Изнеженные красавицы Константина Сомова живут во всех эпохах сразу — а мастер почти намеренно повторяет раз за разом однажды найденную удачную позу, меняя лишь наряд. Барышня времен Марии-Антуанетты, подсмотренная в серии гравюр второй половины XVIII века «Gallerie des modes et des costumes français…» («Галерея французских мод и костюмов…»), не замечает смены эпох и мирно дремлет, как Спящая Красавица из сказки, лишь время от времени обновляя платье. За окном ветерок колышет летнюю листву, и дама не спешит покидать мир грез – не важно, на дворе ещё относительно спокойные 1900-е годы или уже голодные 1920-е. Пока она не проснется, её охраняют призраки былых лет, как собачка в ногах «Спящей молодой женщины в парке» (1922).
В 1923 году Константин Сомов отправится в США, чтобы сопроводить Выставку русских художников, и больше никогда не вернется обратно. Остаток его жизни пройдет в Европе, где он продолжит работать как график и портретист, уважаемый и любимый коллекционерами, заказчиками и старыми друзьями, осевшими в городах вроде Берлина или Парижа. Однако все чаще Сомов будет обращаться к мотиву ностальгии, воспоминаний о потерянном рае.

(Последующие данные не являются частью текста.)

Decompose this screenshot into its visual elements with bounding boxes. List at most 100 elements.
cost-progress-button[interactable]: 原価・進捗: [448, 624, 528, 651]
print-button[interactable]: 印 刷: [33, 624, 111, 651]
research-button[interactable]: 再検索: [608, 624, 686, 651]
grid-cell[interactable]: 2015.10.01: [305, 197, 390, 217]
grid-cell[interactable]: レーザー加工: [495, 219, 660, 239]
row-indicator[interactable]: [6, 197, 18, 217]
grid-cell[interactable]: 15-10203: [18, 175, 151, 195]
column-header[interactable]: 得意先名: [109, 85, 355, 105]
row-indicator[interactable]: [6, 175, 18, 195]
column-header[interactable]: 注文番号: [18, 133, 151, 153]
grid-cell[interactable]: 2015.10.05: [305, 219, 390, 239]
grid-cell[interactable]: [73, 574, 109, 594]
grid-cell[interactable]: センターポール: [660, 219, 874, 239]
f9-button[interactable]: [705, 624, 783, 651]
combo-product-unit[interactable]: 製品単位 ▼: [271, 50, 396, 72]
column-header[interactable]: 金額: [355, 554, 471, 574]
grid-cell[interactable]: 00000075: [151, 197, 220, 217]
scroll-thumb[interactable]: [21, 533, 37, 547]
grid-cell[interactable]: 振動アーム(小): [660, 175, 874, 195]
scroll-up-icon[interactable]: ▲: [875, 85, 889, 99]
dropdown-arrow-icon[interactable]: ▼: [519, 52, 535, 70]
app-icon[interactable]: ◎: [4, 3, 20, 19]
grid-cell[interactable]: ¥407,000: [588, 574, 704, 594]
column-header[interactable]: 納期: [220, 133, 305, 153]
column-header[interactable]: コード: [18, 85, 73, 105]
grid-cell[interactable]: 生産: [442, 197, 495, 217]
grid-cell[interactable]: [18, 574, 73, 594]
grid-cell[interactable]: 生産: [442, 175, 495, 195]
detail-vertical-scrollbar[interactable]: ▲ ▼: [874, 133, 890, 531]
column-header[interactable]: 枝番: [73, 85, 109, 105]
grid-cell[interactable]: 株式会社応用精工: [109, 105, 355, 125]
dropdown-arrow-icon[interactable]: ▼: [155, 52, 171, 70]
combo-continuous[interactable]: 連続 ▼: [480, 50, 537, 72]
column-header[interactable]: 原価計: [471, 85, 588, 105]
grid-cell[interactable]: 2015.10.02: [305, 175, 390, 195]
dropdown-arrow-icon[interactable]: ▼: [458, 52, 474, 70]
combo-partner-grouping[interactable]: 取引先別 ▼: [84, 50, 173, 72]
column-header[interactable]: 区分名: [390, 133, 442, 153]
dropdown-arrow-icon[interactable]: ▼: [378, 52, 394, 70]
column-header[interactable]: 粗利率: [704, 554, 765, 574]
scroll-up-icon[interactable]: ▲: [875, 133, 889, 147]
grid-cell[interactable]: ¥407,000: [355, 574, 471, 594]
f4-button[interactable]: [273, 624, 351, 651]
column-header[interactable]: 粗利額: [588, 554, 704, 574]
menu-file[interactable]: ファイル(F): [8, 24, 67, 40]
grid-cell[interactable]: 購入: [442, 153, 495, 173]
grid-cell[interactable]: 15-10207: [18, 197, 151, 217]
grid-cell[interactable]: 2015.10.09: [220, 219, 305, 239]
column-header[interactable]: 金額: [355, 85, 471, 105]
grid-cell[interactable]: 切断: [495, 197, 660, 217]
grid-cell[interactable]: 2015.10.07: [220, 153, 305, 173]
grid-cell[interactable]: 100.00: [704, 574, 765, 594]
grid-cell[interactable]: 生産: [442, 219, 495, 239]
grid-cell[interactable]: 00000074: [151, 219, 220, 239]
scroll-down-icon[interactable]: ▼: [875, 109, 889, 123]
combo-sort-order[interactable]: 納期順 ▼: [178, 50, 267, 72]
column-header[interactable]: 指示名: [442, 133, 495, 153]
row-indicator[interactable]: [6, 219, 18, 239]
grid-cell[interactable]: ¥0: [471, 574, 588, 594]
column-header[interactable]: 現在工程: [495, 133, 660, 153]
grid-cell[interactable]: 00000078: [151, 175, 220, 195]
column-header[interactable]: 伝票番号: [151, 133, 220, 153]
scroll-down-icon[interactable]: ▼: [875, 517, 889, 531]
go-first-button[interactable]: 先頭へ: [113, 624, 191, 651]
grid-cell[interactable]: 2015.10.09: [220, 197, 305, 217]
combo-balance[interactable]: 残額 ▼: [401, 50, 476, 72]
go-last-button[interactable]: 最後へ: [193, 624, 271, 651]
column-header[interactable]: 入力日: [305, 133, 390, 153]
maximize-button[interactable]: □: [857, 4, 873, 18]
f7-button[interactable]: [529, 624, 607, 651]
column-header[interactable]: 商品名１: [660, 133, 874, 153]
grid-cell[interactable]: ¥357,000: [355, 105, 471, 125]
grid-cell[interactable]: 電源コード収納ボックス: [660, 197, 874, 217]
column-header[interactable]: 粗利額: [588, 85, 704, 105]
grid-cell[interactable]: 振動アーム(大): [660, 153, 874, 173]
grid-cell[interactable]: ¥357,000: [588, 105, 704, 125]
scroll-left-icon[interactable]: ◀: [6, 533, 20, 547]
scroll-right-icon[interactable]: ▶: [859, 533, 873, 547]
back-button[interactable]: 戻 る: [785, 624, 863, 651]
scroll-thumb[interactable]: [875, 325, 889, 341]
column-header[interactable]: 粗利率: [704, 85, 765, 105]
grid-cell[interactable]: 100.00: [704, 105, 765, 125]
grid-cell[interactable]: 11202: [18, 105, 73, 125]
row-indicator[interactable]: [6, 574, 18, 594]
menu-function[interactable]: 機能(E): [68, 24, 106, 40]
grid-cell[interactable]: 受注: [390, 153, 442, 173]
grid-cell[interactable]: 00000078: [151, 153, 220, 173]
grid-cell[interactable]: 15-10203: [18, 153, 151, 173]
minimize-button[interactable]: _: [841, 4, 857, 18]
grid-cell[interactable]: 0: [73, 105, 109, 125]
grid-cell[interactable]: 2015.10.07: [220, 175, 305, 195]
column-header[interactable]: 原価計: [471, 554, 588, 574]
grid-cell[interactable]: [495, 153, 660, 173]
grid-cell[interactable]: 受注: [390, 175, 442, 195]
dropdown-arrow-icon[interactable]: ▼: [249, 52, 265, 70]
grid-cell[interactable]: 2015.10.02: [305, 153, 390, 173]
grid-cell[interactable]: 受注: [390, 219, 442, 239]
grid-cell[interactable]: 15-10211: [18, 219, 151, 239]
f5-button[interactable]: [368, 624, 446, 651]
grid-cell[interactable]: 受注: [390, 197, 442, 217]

Безмятежность летних дней, проведенных в усадебных парках, не только отлично продавалась в эмигрантских и светских кругах, но и помогала автору снова и снова мысленно возвратиться в идеализированное прошлое.
Время в эти моменты как будто останавливалось, и потому в работах Константина Сомова одинаково органичны и маркизы XVIII века, и румяные пастушки, и барышни эпохи модерна.